Solar curbs fossil fuel reliance on global electricity demand – The Chemical Engineer

Article by Aniqah Majid
CLEAN POWER met all new global electricity demand in 2025, reducing reliance on fossil fuels, according to a report from Ember.
The think tank’s annual review said growth in renewables outpaced the increase in electricity demand, with wind and solar together covering 99% of the increase in demand – the “gap” between rising consumption and the additional power needed to meet it. Solar alone accounted for around three-quarters of that growth.
As a result, fossil fuel generation fell for the first time since the Covid pandemic in 2020, dropping 0.2% to 38 TWh.
The surge in solar was led by China and India – historically two of the largest greenhouse gas emitters – increasing their investment in low-carbon technologies.
Given the conflict in the Middle East, Ember hailed the increased focus on renewables as a “permanent route toward energy security”.
Last year, solar generation increased by a record 636 TWh, double the annual electricity demand of the UK. China contributed more than half (336 TWh), some way clear of the US (85 TWh) and EU countries (60 TWh).
Wind also experienced a surge, with 205 TWh generated. China again led the way (138 TWh), ahead of India (22 TWh).
With the boost in clean power aligning with increased electricity demand, the Ember report projects that fossil fuel will plateau before entering a “more consistent decline” in the early 2030s.
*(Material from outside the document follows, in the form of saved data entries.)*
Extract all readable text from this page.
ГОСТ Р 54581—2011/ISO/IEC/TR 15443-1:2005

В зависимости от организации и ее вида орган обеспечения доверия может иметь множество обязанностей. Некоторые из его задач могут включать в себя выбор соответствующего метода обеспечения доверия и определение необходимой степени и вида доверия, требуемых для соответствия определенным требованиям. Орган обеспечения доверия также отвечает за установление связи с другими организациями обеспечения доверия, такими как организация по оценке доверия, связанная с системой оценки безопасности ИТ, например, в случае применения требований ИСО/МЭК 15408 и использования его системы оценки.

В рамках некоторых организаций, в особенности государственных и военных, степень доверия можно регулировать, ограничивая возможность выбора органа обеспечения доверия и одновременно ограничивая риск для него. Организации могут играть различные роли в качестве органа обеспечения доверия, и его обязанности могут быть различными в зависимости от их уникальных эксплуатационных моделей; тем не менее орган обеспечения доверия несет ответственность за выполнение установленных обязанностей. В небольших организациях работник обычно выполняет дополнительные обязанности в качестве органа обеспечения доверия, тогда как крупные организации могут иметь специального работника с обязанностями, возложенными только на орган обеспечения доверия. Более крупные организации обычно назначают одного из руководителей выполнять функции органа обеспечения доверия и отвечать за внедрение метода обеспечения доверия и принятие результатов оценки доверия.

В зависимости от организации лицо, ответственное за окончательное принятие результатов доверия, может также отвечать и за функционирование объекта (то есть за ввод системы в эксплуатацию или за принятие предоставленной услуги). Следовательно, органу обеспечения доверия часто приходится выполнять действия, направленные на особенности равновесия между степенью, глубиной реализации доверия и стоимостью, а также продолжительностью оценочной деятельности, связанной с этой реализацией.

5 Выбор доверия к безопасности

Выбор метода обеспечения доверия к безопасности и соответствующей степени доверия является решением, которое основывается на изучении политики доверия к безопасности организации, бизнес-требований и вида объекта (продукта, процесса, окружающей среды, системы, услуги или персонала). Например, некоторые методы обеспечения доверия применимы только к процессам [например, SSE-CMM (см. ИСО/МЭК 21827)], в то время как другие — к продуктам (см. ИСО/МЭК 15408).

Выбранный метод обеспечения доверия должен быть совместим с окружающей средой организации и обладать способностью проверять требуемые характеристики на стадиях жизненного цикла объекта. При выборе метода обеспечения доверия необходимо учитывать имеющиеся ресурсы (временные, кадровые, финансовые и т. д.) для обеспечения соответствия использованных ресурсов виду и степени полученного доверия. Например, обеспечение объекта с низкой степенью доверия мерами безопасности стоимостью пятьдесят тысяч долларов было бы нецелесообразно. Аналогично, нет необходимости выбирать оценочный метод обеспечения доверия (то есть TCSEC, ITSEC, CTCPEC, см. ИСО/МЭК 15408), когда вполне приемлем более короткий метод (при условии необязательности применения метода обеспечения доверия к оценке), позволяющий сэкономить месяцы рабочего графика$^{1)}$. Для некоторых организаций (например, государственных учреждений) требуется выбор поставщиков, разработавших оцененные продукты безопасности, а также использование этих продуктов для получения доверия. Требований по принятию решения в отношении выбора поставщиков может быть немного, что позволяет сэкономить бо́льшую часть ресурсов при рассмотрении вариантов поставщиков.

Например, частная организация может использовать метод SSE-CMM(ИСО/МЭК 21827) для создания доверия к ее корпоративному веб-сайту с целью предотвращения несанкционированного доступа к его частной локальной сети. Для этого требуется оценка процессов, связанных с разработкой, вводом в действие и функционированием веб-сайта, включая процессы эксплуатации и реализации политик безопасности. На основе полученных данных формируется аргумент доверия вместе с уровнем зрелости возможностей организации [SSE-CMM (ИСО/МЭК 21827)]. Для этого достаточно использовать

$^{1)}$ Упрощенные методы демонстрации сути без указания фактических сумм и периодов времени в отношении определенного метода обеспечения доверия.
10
This has been measured across demand data from the International Energy Agency (IEA), which projects that electricity demand will increase by 3.2% annually, with clean power generation making up for that with an average increase of 7% annually.
Energy security may be facilitated even further by clean power due to the energy disruption brought by the US and Iran war. According to the IEA, the conflict has caused “the worst energy crisis ever faced by the world.”
Many countries have begun planning for new clean power infrastructure since the war began, including the UK, which is pushing the adoption of ‘plug-in’ solar panels for homes to curb energy price hikes.
Jason Bordoff, founding director of the Center on Global Energy Policy at Columbia University, said: “One of the best things that you can do to insulate your economy to volatile oil and gas prices that are exposed to geopolitical risk is to reduce how much you use in the first place.
“And one way to do that is to electrify more of your economy and then try to produce more of that electricity with domestic sources — renewables, could be nuclear power, and for some parts of the world, it’s coal.”